I know Peter is a minor (not that Tony wants to reveal that to Steve, even if Steve suspects it already) but for the purposes of storytelling, I’m going to say that the Accords consider Enhanced to be essentially emancipated minors in terms of decisions relating to their abilities and how they might use them. In other words, Peter’s legally allowed to sign the Accords on his own behalf since he has superpowers, even though he’s not 18 yet. Ross was all for that, thinking that younger Enhanced would be easier to manipulate and get under his control with legally binding documents, but in this case Tony is using it to his and Peter’s advantage.

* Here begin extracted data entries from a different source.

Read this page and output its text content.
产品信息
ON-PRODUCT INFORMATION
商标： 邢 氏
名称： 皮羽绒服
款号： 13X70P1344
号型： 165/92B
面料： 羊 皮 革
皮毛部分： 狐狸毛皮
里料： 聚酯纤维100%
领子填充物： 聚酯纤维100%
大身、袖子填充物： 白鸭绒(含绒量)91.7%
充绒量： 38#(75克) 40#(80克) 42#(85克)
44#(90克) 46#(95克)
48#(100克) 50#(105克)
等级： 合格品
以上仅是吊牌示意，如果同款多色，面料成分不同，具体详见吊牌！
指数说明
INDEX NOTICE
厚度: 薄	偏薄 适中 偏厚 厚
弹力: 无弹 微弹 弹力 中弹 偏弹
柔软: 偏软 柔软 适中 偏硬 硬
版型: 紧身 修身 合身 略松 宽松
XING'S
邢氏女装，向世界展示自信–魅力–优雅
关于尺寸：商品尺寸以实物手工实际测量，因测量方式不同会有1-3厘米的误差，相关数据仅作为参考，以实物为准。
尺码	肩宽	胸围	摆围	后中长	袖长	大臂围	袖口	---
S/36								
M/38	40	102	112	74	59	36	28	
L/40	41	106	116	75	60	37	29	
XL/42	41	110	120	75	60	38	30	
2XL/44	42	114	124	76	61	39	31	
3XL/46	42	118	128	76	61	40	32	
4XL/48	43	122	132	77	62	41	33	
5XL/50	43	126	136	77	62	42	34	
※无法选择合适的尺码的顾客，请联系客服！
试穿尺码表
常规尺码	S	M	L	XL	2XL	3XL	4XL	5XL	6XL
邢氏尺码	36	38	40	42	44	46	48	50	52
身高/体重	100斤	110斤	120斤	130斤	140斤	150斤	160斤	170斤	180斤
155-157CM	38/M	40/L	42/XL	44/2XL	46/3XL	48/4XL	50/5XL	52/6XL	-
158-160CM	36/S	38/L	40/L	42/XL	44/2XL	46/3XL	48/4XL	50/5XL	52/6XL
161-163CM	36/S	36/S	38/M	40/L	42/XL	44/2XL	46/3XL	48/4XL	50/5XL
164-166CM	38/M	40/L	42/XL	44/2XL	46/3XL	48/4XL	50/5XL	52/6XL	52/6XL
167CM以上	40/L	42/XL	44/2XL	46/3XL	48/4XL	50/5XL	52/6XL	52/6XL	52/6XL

I’ve had a few people express interest in Tolsar and Amilie and the stuff I’ve made up for this, so if there does seem to be a decent amount of interest, I might write another story in the series that’s a series of little snippets from this particular version of the universe. Some of the ideas I have already are: the conversation that Amilie had with Tony and Rhodey (ie how she convinced them that she’s real and can defeat Thanos and they should go live on her planet); part of the trip back to Tolsar/their arrival; them settling in and trying to find their place on a new planet (with new cultures and rules and basically new everything, seriously, that’s a lot to adjust to); maybe even Tony when he’s running for King later (because in any universe I write with Tony and Tolsar, he’s going to end up as the king); a visit from Pepper and/or Peter, etc. I’m of course constantly busy in school and now that Endgame is almost here I feel like I need to finish Electric Veins as soon as possible, but if people would be interested I’d like to add it to my planned story lists.